GPT 3.5 or greater	ChatGPT (openai.com)	Closed source LLM by OpenAI. Trained on a massive data set consisting of books, web pages, etc. The size of the text corpus is approximatelsy 570 GB. The model has around 175 billion parameters, which is massive. The model is used in various different products like ChatGPT and GitHub Copilot (yes, it can produce code). More information can be found on ChatGPT (openai.com)
Bard	Bard (google.com)	Bard is Google’s experimental conversational AI chat service (closed source). The model has around 137 billion parameters and was trained on a dataset consisting of text and code (including books, articles, etc.) More information can be found on Bard (google.com)
Claude2	Anthropic \ Introducing Claude Limited access from UK and US as per 8.8.2023	Claude2 seems to be very comparable to ChatGPT with the major advantage that it can process a much larger context (100’000 tokens per prompt, compared to ChatGPT 4 with 8’192). It would have been great to test the serivce, but the regional limitations make it tricky at the time of writing. Learn more on Anthropic \ Introducing Claude
LLama 2 (chat)	Chat with Open Large Language Models (lmsys.org) or use Web LLM if you want to run everything inside the browswer: WebLLM \| Home (mlc.ai)	LLama 2 is Meta AI’s LLM, which comes with various model sizes (7, 13 and 70 billion parameters) and was open sourced and is free to use also for commercial purposes. Please note there is quite a discussion going on regarding how open the model actually is, as the license implies some restrictions: Llama and ChatGPT Are Not Open-Source – IEEE Spectrum The dataset includes web pages, source code and books.
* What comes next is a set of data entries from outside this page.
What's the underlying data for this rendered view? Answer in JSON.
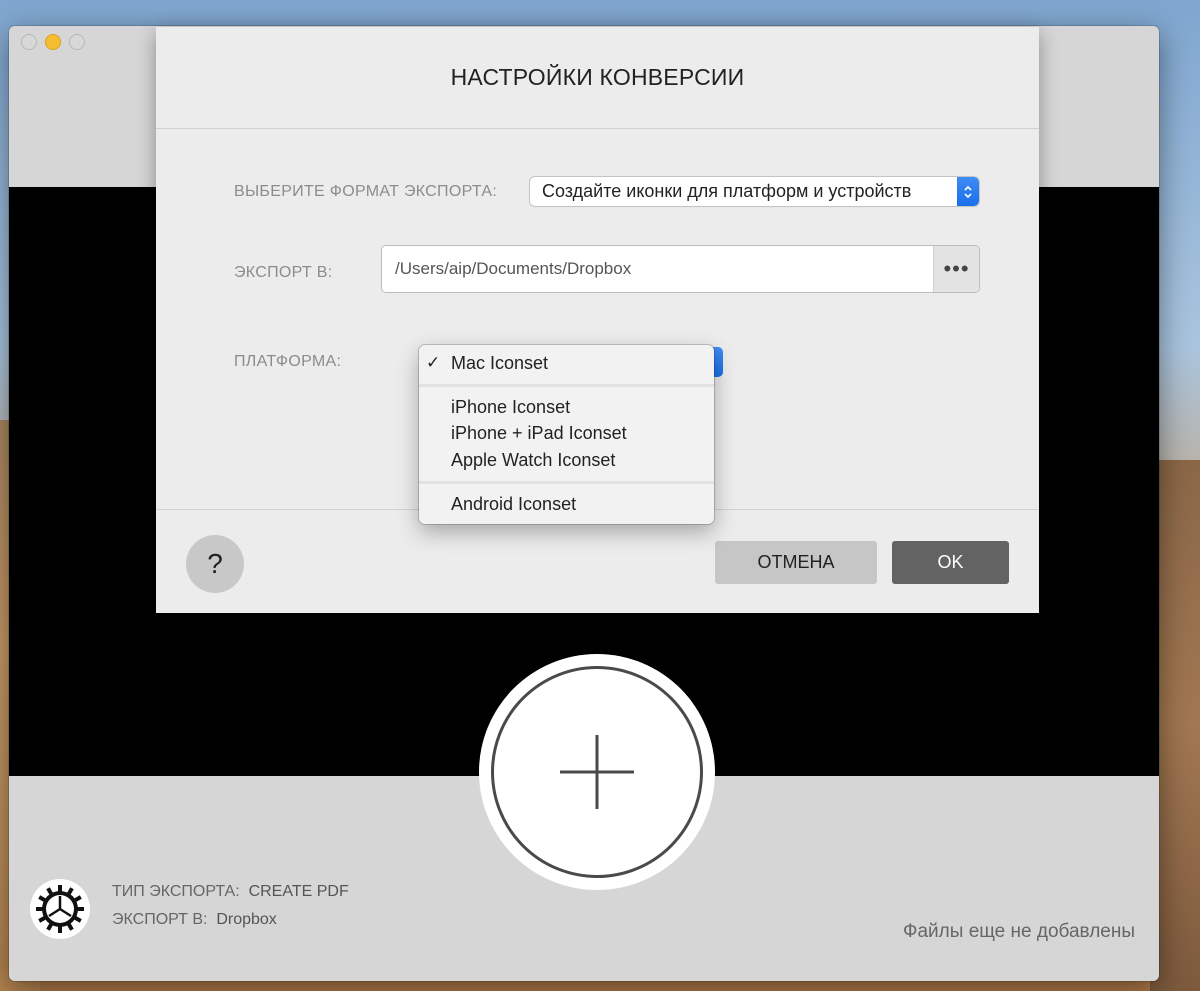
{
  "sheet": {
    "title": "НАСТРОЙКИ КОНВЕРСИИ",
    "format_label": "ВЫБЕРИТЕ ФОРМАТ ЭКСПОРТА:",
    "format_value": "Создайте иконки для платформ и устройств",
    "export_label": "ЭКСПОРТ В:",
    "export_path": "/Users/aip/Documents/Dropbox",
    "browse_label": "•••",
    "platform_label": "ПЛАТФОРМА:",
    "help_label": "?",
    "cancel_label": "ОТМЕНА",
    "ok_label": "OK"
  },
  "platform_menu": {
    "check_mark": "✓",
    "items": [
      {
        "label": "Mac Iconset",
        "selected": true
      },
      {
        "label": "iPhone Iconset",
        "selected": false
      },
      {
        "label": "iPhone + iPad Iconset",
        "selected": false
      },
      {
        "label": "Apple Watch Iconset",
        "selected": false
      },
      {
        "label": "Android Iconset",
        "selected": false
      }
    ]
  },
  "status": {
    "export_type_key": "ТИП ЭКСПОРТА:",
    "export_type_value": "CREATE PDF",
    "export_to_key": "ЭКСПОРТ В:",
    "export_to_value": "Dropbox",
    "no_files": "Файлы еще не добавлены"
  },
  "icons": {
    "add": "plus-icon",
    "settings": "gear-icon",
    "stepper": "chevron-updown-icon"
  },
  "colors": {
    "accent": "#1a6fe8",
    "ok_button": "#636363",
    "cancel_button": "#c6c6c6",
    "minimize": "#f5bd2f"
  }
}
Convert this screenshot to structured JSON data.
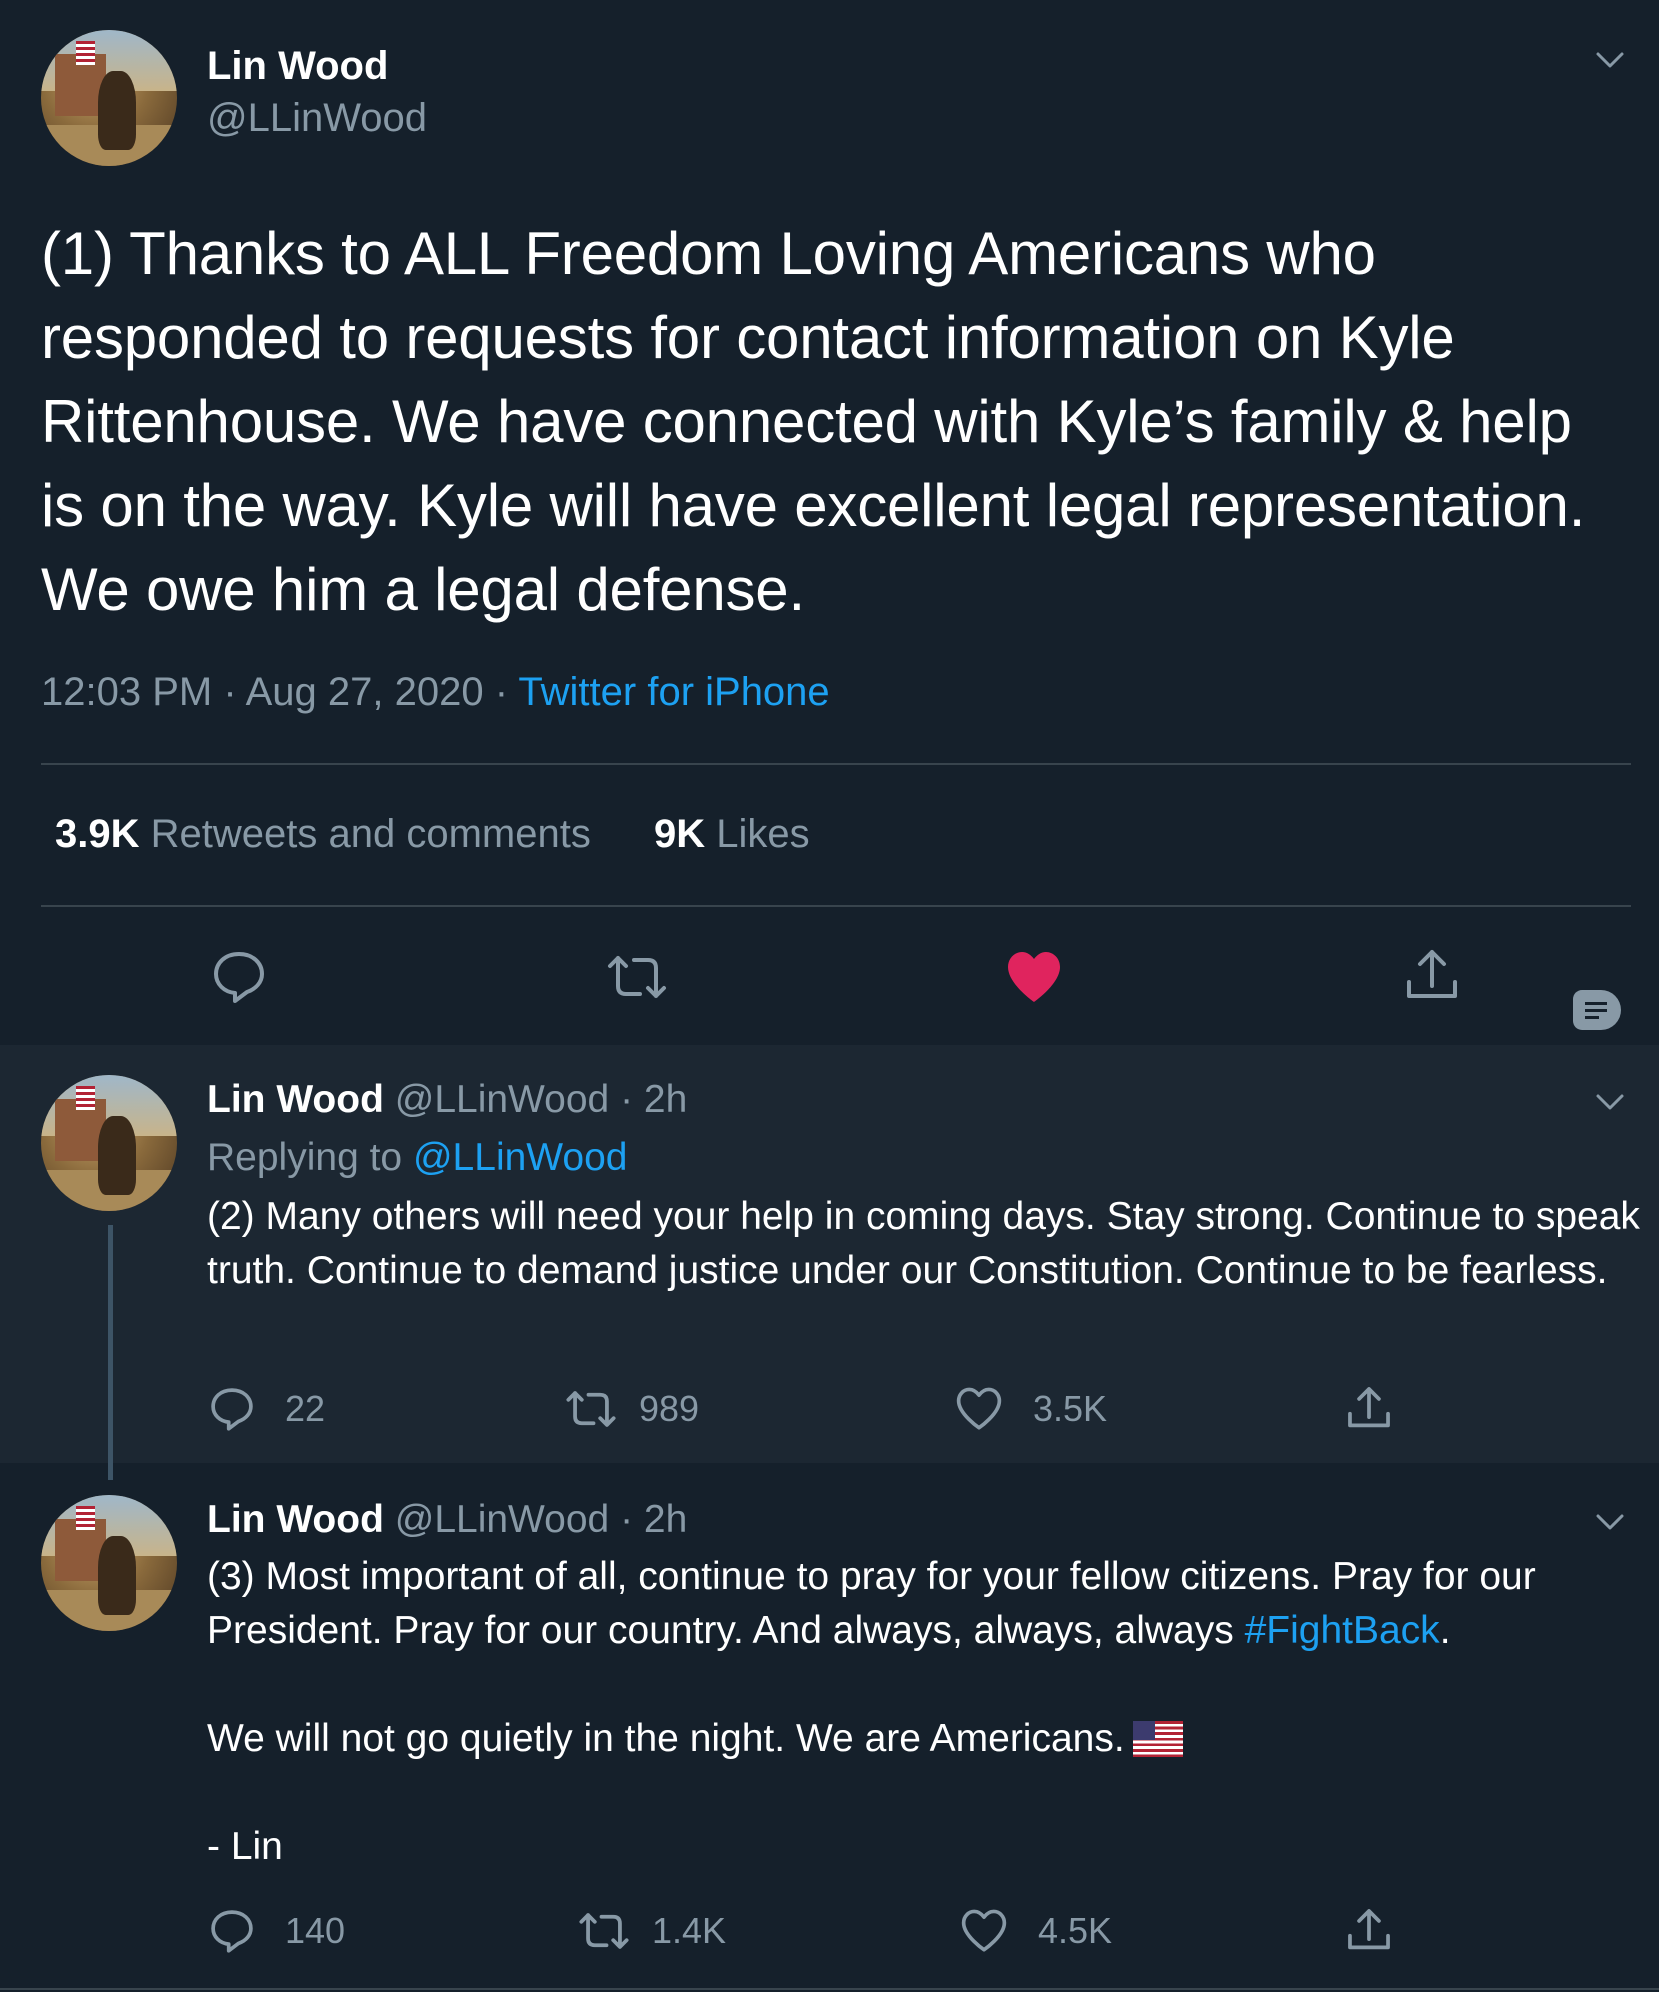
{
  "main_tweet": {
    "name": "Lin Wood",
    "handle": "@LLinWood",
    "text": "(1) Thanks to ALL Freedom Loving Americans who responded to requests for contact information on Kyle Rittenhouse. We have connected with Kyle’s family & help is on the way. Kyle will have excellent legal representation. We owe him a legal defense.",
    "time": "12:03 PM",
    "date": "Aug 27, 2020",
    "source": "Twitter for iPhone",
    "retweets_count": "3.9K",
    "retweets_label": "Retweets and comments",
    "likes_count": "9K",
    "likes_label": "Likes"
  },
  "replies": [
    {
      "name": "Lin Wood",
      "handle": "@LLinWood",
      "age": "2h",
      "replying_prefix": "Replying to",
      "replying_to": "@LLinWood",
      "text": "(2) Many others will need your help in coming days. Stay strong. Continue to speak truth. Continue to demand justice under our Constitution. Continue to be fearless.",
      "comments": "22",
      "retweets": "989",
      "likes": "3.5K"
    },
    {
      "name": "Lin Wood",
      "handle": "@LLinWood",
      "age": "2h",
      "text_line1": "(3) Most important of all, continue to pray for your fellow citizens. Pray for our President. Pray for our country. And always, always, always",
      "hashtag": "#FightBack",
      "text_end": ".",
      "text_line2": "We will not go quietly in the night. We are Americans.",
      "text_line3": "- Lin",
      "comments": "140",
      "retweets": "1.4K",
      "likes": "4.5K"
    }
  ],
  "separator": "·",
  "colors": {
    "background": "#15202b",
    "reply_background": "#1c2732",
    "secondary_text": "#8899a6",
    "link": "#1da1f2",
    "like_active": "#e0245e",
    "divider": "#38444d"
  },
  "icons": [
    "chevron-down-icon",
    "comment-icon",
    "retweet-icon",
    "heart-icon",
    "share-icon",
    "flag-us-icon"
  ]
}
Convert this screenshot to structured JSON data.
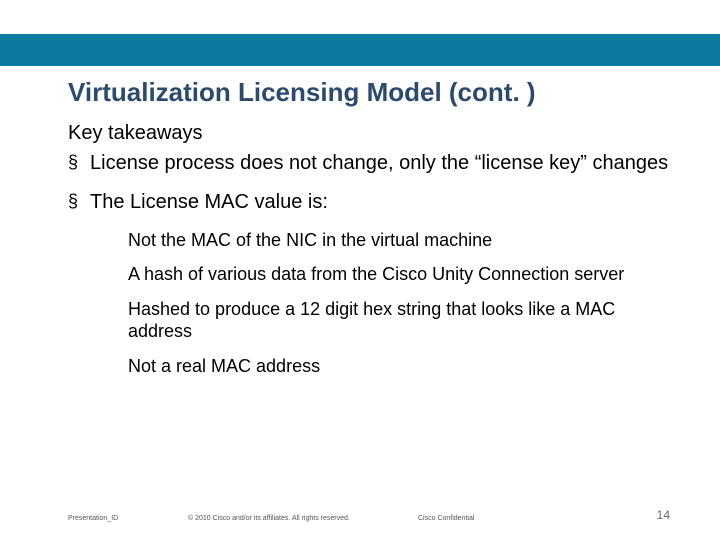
{
  "title": "Virtualization Licensing Model (cont. )",
  "subhead": "Key takeaways",
  "bullets": {
    "b1": "License process does not change, only the “license key” changes",
    "b2": "The License MAC value is:"
  },
  "sub": {
    "s1": "Not the MAC of the NIC in the virtual machine",
    "s2": "A hash of various data from the Cisco Unity Connection server",
    "s3": "Hashed to produce a 12 digit hex string that looks like a MAC address",
    "s4": "Not a real MAC address"
  },
  "footer": {
    "id": "Presentation_ID",
    "copyright": "© 2010 Cisco and/or its affiliates. All rights reserved.",
    "confidential": "Cisco Confidential",
    "page": "14"
  }
}
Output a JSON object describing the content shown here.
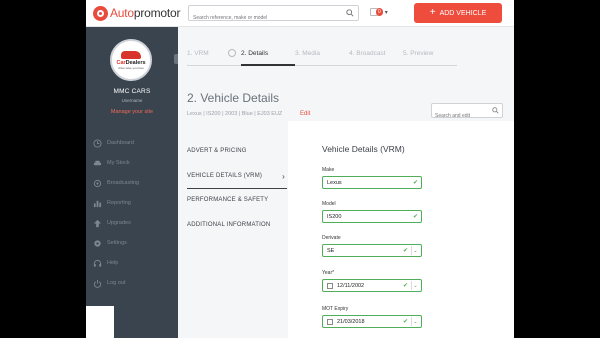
{
  "topbar": {
    "logo_text_a": "Auto",
    "logo_text_b": "promotor",
    "search_placeholder": "Search reference, make or model",
    "notif_count": "0",
    "add_vehicle_label": "ADD VEHICLE",
    "accent": "#ee4d3d"
  },
  "sidebar": {
    "avatar_brand_a": "Car",
    "avatar_brand_b": "Dealers",
    "avatar_tagline": "drive save you love",
    "dealer_name": "MMC CARS",
    "username": "Username",
    "manage_link": "Manage your site",
    "items": [
      {
        "label": "Dashboard",
        "icon": "clock-icon"
      },
      {
        "label": "My Stock",
        "icon": "car-icon"
      },
      {
        "label": "Broadcasting",
        "icon": "broadcast-icon"
      },
      {
        "label": "Reporting",
        "icon": "bar-chart-icon"
      },
      {
        "label": "Upgrades",
        "icon": "upgrade-arrow-icon"
      },
      {
        "label": "Settings",
        "icon": "gear-icon"
      },
      {
        "label": "Help",
        "icon": "headset-icon"
      },
      {
        "label": "Log out",
        "icon": "power-icon"
      }
    ]
  },
  "steps": [
    {
      "label": "1. VRM"
    },
    {
      "label": "2. Details"
    },
    {
      "label": "3. Media"
    },
    {
      "label": "4. Broadcast"
    },
    {
      "label": "5. Preview"
    }
  ],
  "page": {
    "title": "2. Vehicle Details",
    "subline": "Lexus | IS200 | 2003 | Blue | EJ03 EUZ",
    "edit_label": "Edit",
    "search_placeholder": "Search and edit"
  },
  "sections": [
    {
      "label": "ADVERT & PRICING"
    },
    {
      "label": "VEHICLE DETAILS (VRM)"
    },
    {
      "label": "PERFORMANCE & SAFETY"
    },
    {
      "label": "ADDITIONAL INFORMATION"
    }
  ],
  "form": {
    "title": "Vehicle Details (VRM)",
    "make": {
      "label": "Make",
      "value": "Lexus"
    },
    "model": {
      "label": "Model",
      "value": "IS200"
    },
    "derivate": {
      "label": "Derivate",
      "value": "SE"
    },
    "year": {
      "label": "Year*",
      "value": "12/11/2002"
    },
    "mot": {
      "label": "MOT Expiry",
      "value": "21/03/2018"
    }
  }
}
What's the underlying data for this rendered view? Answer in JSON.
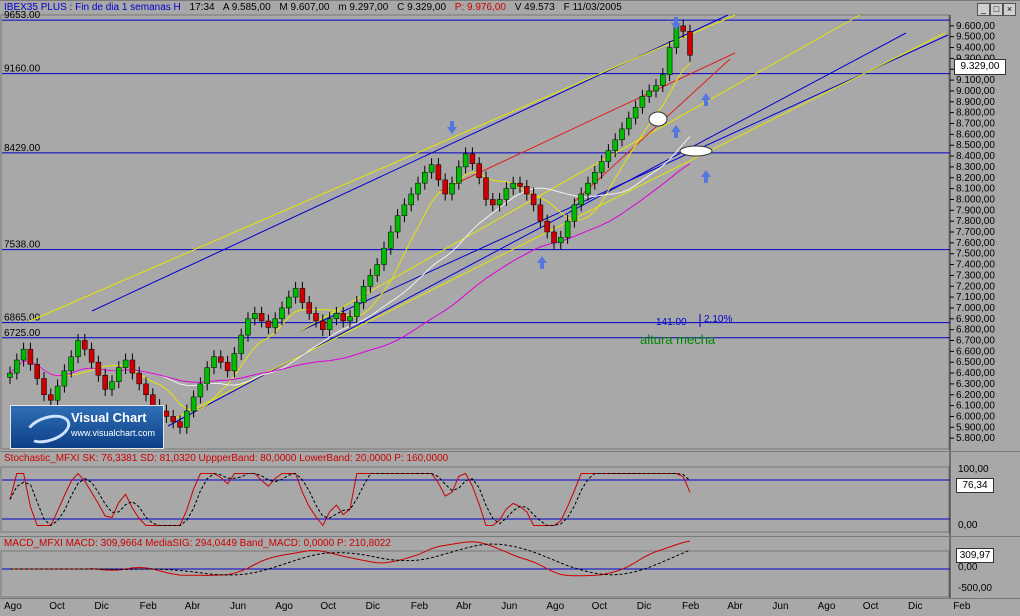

The data set has 2 trillion tokens. Learn more on Llama 2 – Meta AI
Dolly V2 (based on Pythia-12B foundation model)	No online playground found.	Databricks conversational fine tuned Pythia model. The company curated a dataset of 15k conversations to fine tune the model. The creation of the dataset was setup as a contest at Databricks. Learn more on Free Dolly: Introducing the World’s First Open and Commercially Viable Instruction-Tuned LLM – The Databricks Blog
Falcon LLM	The 7B model can be tried directly on Hugging Face, altough very limited: tiiuae/falcon-7b-instruct · Hugging Face Another demo for the 40B model can be found here: The Falcon has landed in the Hugging Face ecosystem	Falcon is a LLM open sourced by TII (Technology Innovation Institute) and offers models with 7 and 40 billion parameters. It is free to use also for commercial purposes. It was trained on their own dataset named RefinedWeb, which requires around 3 TB of storage and consists of around 1 trillion tokens. Learn more on tiiuae (Technology Innovation Institute) (huggingface.co)
Vicuna	Try on Chat with Open Large Language Models (lmsys.org)	Fine tuned instruction following LLama model. The code is open source, usage of the model for non commercial use. Learn more on Vicuna: An Open-Source Chatbot Impressing GPT-4 with 90%* ChatGPT Quality \| LMSYS Org
Alpaca	Try on Chat with Open Large Language Models (lmsys.org)	Fine tuned instruction following LLama model. Learn more on Stanford CRFM

Conclusion

Understanding LLMs doesn’t require rocket science, and I hope this blog post has helped demystify them to some extent. The possibilities they offer are fascinating, and it’s encouraging to witness the increasing availability of LLMs in a more open-source approach. With LLMs becoming more accessible, we look forward to seeing the exciting developments and innovations that will shape the future of AI and human-computer interaction.

2 comments

Lionel Guerraz says:

08/06/2023 at 17:34

very cool summary Christian – thanks for taking the time to synthesise this information – did you use AI? ????

perhaps you could add Claude from Anthropic?
https://www.anthropic.com/index/introducing-claude

1. admin says:
  
  08/07/2023 at 6:17
  
  Thanks for the feedback! 🙂 Good point, let me have closer look at Claude. Unfortunately, I can’t access their service (only US/UK at the moment).